Quickstart

Transposable Element Repeat Result classifIER

Terrier is a Neural Network model to classify transposable element sequences.

It is based on ‘corgi’ which was trained to do hierarchical taxonomic classification of DNA sequences.

This model was trained using the Repbase library of repetitive DNA elements and trained to do hierarchical classification according to the RepeatMasker schema.

An online version of Terrier (using CPUs only) is available at https://portal.cpg.unimelb.edu.au/tools/terrier.

Latest Results

Terrier v0.4 was released and this was trained on RepBase31.04 (released 04-23-2026) which as substantially more sequences than the previous version (RepBase29.10) used to train the version of Terrier for the publication in Briefings in Bioinformatics (2025).

This has altered the performance of the model.

See the Latest Results page for the performance of both versions of Terrier on the test data.

Installation

Install using pip:

pip install bio-terrier

Warning

Do not try just pip install terrier because that is a different package.

Or install the latest version from GitHub:

pip install git+https://github.com/rbturnbull/terrier.git

Google Colab Version

Follow this link to launch a Google Colab notebook where you can run the model on your own data: colab badge2

Usage

To run inference on a FASTA file, run this command:

terrier --input INPUT.fa --output-fasta OUTPUT.fa

That will add the classification to after the sequence ID in the OUTPUT.fa FASTA file.
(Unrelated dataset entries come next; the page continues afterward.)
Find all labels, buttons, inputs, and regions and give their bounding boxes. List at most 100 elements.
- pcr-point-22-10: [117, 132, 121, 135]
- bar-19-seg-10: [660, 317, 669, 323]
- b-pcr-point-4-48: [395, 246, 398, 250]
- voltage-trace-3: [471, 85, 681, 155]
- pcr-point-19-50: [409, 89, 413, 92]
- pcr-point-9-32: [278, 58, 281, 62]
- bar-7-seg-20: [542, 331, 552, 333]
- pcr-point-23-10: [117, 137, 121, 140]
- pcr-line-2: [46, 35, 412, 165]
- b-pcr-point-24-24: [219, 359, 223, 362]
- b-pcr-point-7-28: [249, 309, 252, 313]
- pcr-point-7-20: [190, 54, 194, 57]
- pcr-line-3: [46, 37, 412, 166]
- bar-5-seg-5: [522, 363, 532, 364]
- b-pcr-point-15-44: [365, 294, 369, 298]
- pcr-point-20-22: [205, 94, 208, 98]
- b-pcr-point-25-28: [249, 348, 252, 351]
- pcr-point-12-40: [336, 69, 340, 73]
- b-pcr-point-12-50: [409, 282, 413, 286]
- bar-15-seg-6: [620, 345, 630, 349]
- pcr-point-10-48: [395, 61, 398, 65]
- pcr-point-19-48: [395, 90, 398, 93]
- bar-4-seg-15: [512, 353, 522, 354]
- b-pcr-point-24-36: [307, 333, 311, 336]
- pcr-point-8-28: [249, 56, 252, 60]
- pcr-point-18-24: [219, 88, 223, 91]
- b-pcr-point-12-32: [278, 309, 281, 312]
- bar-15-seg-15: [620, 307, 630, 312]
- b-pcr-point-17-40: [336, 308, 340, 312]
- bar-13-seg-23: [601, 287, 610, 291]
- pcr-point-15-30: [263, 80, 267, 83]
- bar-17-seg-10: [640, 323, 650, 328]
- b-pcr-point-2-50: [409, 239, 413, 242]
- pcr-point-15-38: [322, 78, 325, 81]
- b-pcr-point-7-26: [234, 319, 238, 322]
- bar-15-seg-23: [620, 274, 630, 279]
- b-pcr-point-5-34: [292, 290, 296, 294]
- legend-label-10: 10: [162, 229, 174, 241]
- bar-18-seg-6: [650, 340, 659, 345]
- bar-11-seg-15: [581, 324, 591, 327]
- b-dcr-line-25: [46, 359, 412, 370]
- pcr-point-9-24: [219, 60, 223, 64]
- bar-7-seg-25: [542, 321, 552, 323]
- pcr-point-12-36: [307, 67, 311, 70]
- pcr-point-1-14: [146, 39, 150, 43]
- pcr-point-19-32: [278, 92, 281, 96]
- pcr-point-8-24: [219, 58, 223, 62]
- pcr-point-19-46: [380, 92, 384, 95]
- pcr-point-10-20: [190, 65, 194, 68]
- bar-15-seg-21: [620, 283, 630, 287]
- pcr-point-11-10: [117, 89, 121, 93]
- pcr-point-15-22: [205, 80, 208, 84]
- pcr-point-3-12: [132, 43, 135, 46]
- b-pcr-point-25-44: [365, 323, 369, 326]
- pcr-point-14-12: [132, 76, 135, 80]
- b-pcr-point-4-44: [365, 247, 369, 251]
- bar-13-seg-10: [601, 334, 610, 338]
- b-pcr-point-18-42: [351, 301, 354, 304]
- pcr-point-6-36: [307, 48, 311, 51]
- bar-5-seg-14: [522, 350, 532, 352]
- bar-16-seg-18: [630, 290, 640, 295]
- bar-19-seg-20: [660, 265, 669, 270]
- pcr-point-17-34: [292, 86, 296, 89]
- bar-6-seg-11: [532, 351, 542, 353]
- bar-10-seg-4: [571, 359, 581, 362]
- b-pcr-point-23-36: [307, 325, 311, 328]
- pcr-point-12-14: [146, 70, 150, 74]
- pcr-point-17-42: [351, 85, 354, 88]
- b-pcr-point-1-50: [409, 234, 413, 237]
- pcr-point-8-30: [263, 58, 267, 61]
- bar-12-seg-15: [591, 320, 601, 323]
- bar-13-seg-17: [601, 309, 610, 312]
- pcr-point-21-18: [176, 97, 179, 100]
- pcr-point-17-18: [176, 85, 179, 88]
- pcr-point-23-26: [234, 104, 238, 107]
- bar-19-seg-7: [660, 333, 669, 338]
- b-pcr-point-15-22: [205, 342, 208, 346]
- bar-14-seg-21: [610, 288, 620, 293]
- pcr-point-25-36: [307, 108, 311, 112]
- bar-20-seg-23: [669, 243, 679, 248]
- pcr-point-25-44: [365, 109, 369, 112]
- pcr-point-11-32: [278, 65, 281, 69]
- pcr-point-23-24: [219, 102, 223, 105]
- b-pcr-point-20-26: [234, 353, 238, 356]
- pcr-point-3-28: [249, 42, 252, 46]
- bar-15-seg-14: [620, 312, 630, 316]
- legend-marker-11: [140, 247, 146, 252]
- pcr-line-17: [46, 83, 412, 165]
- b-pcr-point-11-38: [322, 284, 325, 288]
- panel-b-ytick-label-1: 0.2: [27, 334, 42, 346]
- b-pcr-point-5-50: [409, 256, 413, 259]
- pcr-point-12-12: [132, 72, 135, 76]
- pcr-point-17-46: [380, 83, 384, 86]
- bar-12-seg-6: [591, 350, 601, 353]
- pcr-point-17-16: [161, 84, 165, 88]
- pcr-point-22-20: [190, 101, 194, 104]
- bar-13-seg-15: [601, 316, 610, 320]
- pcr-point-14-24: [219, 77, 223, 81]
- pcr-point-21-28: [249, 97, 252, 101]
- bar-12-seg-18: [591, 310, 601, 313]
If you want to save the probabilities for all classes run this:

terrier --input INPUT.fa --output-csv OUTPUT.csv

The columns will be the probability of each classification and the rows correspond to each sequence in INPUT.fa.

You can also use a URL as the input:

terrier --input https://example.com/INPUT.fasta.gz --output-fasta OUTPUT.fa

If you want to output a visualization of the prediction probabilities:

terrier --input INPUT.fa --image-dir OUTPUT-IMAGES/

The outputs for the above can be combined together. For more options run

terrier --help

To see the options to train the model, run:

terrier-tools --help

Programmatic Usage

You can also use the model programmatically:

from terrier import Terrier

terrier = Terrier()
terrier(file="INPUT.fa", output_fasta="OUTPUT.fa")

Potential Use Case

A potential workflow is to use RepeatModeler first to generate a repeat library. Then you can use Terrier to attempt to classify the remaining unknown repeats. If you only want highly confident classifications from Terrier, you can set the threshold to 0.9 or higher. If you wish to have more coverage, then you can set the threshold lower (or keep it at the default value of 0.7). The modified repeat library can then be used with RepeatMasker to mask the repeats in your genome assembly.